In a paper in the Oct. 26, 2006, issue of the New England Journal of Medicine, I-ELCAP claimed that their screening regimen could prevent 80 percent of deaths from lung cancer.

Skeptics said that screening could find a lot of clinically irrelevant disease and lead to overtreatment, and a randomized trial powered to detect mortality, as opposed to survival, was needed to resolve the question.

Soon thereafter, The Cancer Letter reported that the I-ELCAP leaders, who promoted screening and opposed NLST, had failed to make disclosure of intellectual property rights and commercial ties manufacturers of screening equipment, as well as having received research funding from a tobacco company (The Cancer Letter, Jan. 18, 2008).

Medical journals, including the New England Journal of Medicine, the Journal of American Medical Association, Cancer, Cytopathology, The Oncologist, and Nature Clinical Practice Oncology, published corrections, clarifications and editorials stemming from these conflicts.

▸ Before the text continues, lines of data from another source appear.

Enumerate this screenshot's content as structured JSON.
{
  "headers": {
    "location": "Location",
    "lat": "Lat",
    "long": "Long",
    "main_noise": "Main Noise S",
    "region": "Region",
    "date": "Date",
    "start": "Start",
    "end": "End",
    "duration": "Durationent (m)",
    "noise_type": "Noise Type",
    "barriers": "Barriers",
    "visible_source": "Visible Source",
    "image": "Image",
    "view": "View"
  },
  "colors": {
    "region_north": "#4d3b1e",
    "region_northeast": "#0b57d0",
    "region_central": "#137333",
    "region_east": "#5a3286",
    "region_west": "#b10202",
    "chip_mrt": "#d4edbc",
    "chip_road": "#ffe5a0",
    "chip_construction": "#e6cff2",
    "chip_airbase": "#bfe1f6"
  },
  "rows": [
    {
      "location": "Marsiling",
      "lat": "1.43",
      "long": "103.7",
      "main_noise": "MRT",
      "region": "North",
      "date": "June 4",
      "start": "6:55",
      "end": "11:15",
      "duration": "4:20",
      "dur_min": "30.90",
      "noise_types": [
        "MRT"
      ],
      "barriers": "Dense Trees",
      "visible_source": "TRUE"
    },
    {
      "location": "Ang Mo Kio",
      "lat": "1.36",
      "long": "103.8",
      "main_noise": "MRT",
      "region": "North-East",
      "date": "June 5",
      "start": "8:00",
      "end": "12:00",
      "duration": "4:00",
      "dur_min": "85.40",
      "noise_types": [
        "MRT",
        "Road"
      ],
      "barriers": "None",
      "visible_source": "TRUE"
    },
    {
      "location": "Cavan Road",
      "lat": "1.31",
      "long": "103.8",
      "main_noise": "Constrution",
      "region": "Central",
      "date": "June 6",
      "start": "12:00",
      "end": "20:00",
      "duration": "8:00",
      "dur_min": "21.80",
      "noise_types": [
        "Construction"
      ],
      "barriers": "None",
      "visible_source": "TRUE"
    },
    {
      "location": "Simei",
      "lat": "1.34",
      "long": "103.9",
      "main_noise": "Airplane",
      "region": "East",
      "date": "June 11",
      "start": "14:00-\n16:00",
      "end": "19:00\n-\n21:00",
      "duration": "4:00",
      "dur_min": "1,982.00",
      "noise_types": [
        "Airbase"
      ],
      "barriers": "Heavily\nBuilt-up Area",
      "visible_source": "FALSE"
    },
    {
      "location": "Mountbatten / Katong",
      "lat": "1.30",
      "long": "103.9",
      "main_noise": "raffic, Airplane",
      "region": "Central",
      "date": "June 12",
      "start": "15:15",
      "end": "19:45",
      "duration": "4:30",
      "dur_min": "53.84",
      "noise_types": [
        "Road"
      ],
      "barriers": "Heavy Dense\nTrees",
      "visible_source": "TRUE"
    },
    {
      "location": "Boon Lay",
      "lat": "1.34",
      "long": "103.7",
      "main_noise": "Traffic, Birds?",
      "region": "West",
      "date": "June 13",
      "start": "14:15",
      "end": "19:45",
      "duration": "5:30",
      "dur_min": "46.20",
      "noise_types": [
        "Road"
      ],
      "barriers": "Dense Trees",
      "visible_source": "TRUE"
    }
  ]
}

The assertion that the NLST was relying on outdated technologies was “seriously misinformed,” Aberle said at the time (The Cancer Letter, Nov. 3, 2006).

“Frankly, if anything, the NLST has defined imaging standards for clinical trials,” Aberle said. “I don’t get the motivation behind trying to vilify the NLST. It’s one of the most thoughtfully constructed and closely monitored trials ever. The lung cancer community needs to get behind a unified message that more research dollars must go into all areas of lung cancer—prevention, early detection, effective therapies, and response assessment. And we need the correct answers to these.”

Now that the trial is concluded and widely endorsed in the lung cancer community, Aberle said recently the greater concern is whether these results can be replicated across community practices.

“The NLST was conducted at largely academic centers with subspecialty expertise,” Aberle said to The Cancer Letter. “The medical community and its various organizations will need to collectively establish the criteria for screening centers, including definitions of screen-eligible individuals, scanning parameters and interpretation guidelines, management guidelines, quality assurance, concomitant smoking cessation programs, and minimum data collection to allow us to continuously revise screening paradigms moving forward based on evidence collected in the natural laboratory of clinical practice.”